Goin’ Back To Tucson – July 2003 (intro)
Goin’ Back To Tucson
July 2003 (intro)
By Matt Brown
Last month I was sitting in a window seat on an Airbus looking down at the Catalina Mountains as I descended towards Tucson International Airport. Thirty-foot tall flames tore through thick plumes of smoke as the pine forests of Mount Lemmon burned down to blackened skeletons of trees and I was seriously questioning why the hell I was returning from my latest visit to Seattle.
Within a week, fortified by asthma medication and Negra Modelo, I was standing in the middle of a rowdy, adoring crowd at City Limits watching hometown boy Roger Clyne lead his Peacemakers through an intense, blues-soaked set as he downed shot after shot after (yeesh!) shot of Cuervo. It was a perfect, air-conditioned end to a miserably hot June day and it answered my question. I’m in Tucson, Arizona because Tucson loves music as much as I do.
About ninety minutes south of Phoenix and forty minutes north of the Mexican border, Tucson is a frontier town loaded with an embarrassment of cultural riches. Independent record stores galore, a community radio station equipped to record and broadcast unsigned local acts on the spot and an impressive array of live music venues are all packed into the Old Pueblo’s boundaries. The Supersuckers gestated here and the Supersuckers are (intermittently) the single greatest rock and roll band in the world. Just ask ‘em… they’ll tell you.
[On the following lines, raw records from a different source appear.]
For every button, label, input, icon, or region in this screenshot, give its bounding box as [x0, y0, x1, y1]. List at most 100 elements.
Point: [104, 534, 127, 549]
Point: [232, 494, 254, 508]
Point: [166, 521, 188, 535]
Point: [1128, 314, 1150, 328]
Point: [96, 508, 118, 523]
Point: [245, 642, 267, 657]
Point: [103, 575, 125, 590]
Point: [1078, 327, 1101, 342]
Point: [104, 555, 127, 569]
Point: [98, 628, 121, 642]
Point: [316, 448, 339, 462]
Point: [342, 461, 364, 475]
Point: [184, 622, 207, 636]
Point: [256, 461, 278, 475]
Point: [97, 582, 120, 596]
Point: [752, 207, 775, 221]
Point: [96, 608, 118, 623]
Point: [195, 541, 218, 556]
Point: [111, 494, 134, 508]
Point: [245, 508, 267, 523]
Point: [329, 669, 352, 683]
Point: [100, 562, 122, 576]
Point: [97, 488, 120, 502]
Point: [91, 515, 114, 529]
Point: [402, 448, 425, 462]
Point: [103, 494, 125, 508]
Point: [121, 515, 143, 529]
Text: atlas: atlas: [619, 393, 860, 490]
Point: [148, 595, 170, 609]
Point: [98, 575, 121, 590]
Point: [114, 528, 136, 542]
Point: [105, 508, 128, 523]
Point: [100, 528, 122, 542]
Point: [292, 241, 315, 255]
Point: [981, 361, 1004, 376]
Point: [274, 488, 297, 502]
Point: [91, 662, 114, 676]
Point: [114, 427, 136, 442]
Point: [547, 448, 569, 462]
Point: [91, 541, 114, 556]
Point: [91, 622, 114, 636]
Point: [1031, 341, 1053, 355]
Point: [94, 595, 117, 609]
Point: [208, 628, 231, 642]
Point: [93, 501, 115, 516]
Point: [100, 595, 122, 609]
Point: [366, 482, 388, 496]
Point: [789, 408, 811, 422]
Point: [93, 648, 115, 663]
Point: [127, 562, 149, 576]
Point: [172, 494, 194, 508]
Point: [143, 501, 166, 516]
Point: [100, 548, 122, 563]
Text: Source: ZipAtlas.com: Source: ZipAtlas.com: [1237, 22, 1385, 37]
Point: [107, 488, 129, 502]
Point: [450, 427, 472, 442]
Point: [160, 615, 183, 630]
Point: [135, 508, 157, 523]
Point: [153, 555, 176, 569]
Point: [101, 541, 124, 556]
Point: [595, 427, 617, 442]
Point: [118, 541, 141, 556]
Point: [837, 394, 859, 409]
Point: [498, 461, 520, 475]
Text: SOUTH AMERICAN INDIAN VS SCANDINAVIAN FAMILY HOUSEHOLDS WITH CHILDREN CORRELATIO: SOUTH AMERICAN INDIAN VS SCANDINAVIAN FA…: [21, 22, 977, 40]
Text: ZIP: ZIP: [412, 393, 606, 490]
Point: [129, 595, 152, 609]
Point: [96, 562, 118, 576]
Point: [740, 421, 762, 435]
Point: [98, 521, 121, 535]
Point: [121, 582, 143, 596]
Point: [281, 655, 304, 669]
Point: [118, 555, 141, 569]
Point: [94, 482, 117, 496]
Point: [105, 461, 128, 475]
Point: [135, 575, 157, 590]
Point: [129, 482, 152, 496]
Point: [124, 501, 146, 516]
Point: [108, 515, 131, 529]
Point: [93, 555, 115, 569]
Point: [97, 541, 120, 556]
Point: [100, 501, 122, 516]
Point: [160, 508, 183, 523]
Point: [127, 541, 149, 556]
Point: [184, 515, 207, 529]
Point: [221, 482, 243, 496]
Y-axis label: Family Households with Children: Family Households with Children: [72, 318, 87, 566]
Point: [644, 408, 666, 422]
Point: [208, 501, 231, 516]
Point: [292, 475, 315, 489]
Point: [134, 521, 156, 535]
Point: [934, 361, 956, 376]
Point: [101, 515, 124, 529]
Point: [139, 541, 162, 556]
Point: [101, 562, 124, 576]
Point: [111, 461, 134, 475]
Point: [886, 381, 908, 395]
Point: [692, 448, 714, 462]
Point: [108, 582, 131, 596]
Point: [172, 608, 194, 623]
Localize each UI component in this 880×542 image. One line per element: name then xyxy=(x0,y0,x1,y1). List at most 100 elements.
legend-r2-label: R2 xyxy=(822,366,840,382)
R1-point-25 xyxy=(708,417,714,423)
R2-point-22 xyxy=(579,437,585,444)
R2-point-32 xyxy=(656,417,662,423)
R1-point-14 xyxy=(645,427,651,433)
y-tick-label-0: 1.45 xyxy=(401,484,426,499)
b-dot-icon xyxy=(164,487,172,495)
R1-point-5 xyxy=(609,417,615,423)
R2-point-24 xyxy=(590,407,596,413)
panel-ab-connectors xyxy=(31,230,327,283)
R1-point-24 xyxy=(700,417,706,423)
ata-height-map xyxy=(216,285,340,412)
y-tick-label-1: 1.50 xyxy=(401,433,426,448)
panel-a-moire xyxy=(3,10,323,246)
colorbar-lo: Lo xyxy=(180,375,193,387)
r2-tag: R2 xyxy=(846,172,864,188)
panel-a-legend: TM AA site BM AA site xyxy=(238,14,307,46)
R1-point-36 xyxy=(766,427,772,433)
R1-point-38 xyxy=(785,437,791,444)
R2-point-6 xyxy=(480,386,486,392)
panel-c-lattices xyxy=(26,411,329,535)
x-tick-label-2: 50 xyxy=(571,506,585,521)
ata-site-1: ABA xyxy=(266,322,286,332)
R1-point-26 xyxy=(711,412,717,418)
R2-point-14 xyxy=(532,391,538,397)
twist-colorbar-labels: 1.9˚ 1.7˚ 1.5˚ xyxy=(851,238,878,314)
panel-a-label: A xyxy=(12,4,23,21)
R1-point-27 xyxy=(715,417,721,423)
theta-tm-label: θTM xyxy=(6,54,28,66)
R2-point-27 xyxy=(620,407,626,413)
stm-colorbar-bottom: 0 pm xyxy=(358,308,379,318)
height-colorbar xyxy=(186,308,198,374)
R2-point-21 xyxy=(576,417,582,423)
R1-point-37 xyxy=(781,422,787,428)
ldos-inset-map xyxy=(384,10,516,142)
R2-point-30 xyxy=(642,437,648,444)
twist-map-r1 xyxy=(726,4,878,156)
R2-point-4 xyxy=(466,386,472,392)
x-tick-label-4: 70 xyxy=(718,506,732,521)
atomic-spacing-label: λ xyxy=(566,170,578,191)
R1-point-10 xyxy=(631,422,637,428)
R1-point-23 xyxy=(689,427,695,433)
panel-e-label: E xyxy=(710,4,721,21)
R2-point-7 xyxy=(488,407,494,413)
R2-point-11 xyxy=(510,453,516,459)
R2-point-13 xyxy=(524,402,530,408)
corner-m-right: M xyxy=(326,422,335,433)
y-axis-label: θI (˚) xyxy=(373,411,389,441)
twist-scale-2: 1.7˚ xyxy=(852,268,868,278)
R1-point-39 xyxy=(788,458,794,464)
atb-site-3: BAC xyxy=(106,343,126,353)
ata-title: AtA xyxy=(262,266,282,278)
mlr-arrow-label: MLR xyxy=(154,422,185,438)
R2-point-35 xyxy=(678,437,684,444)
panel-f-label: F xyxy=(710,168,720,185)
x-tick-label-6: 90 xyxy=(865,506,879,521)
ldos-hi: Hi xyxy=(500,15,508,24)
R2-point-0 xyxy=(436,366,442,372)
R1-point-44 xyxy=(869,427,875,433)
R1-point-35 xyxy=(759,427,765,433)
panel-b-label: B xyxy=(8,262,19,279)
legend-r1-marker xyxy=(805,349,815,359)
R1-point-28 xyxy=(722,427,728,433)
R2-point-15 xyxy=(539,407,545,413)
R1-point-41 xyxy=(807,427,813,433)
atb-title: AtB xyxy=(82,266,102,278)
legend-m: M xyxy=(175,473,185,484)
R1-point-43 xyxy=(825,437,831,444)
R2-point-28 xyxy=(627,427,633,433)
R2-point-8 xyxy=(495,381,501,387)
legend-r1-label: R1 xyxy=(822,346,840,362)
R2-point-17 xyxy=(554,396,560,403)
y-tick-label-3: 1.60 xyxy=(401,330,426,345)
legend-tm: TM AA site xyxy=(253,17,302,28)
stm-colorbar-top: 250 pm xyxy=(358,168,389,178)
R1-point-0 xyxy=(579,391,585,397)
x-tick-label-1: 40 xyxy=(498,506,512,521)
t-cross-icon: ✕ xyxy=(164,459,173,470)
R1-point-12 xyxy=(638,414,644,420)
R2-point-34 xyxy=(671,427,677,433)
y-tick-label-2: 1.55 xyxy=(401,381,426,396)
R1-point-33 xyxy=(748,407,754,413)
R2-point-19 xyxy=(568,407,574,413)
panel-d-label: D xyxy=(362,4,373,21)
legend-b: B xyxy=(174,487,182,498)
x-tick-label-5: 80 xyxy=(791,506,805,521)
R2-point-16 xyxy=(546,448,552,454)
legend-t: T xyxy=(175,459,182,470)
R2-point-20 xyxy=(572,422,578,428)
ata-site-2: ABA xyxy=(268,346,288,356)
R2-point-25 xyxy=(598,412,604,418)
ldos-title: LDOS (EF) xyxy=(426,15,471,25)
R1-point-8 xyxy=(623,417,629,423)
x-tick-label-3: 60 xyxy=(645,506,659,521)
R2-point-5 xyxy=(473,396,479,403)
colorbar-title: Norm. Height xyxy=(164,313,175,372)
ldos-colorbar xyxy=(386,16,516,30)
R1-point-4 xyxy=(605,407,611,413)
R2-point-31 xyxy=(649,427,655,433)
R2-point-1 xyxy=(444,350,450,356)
Now that the fires have finally been conquered and the annual “monsoons” are bringing their evening relief, I’m putting my energy into exposing the Southwest’s best/worst kept musical secret. Bands such as Giant Sand and Calexico are revered in England for their countrified “authenticity†and slide guitar mutant Bob Log III has found his way into many a hip vinyl collection, but relatively unknown groups like Camp Courageous, Chango Malo, Bandye and I Like Red are all components of a musical underground well worth your attention. In months to come, I’ll bring you interviews with the people involved with this scene as well as guides to the clubs, bars and all-ages spots where the music is played. In a worldwide desert of apathy, greed and downright crappy music, Tucson is an oasis full of the good stuff.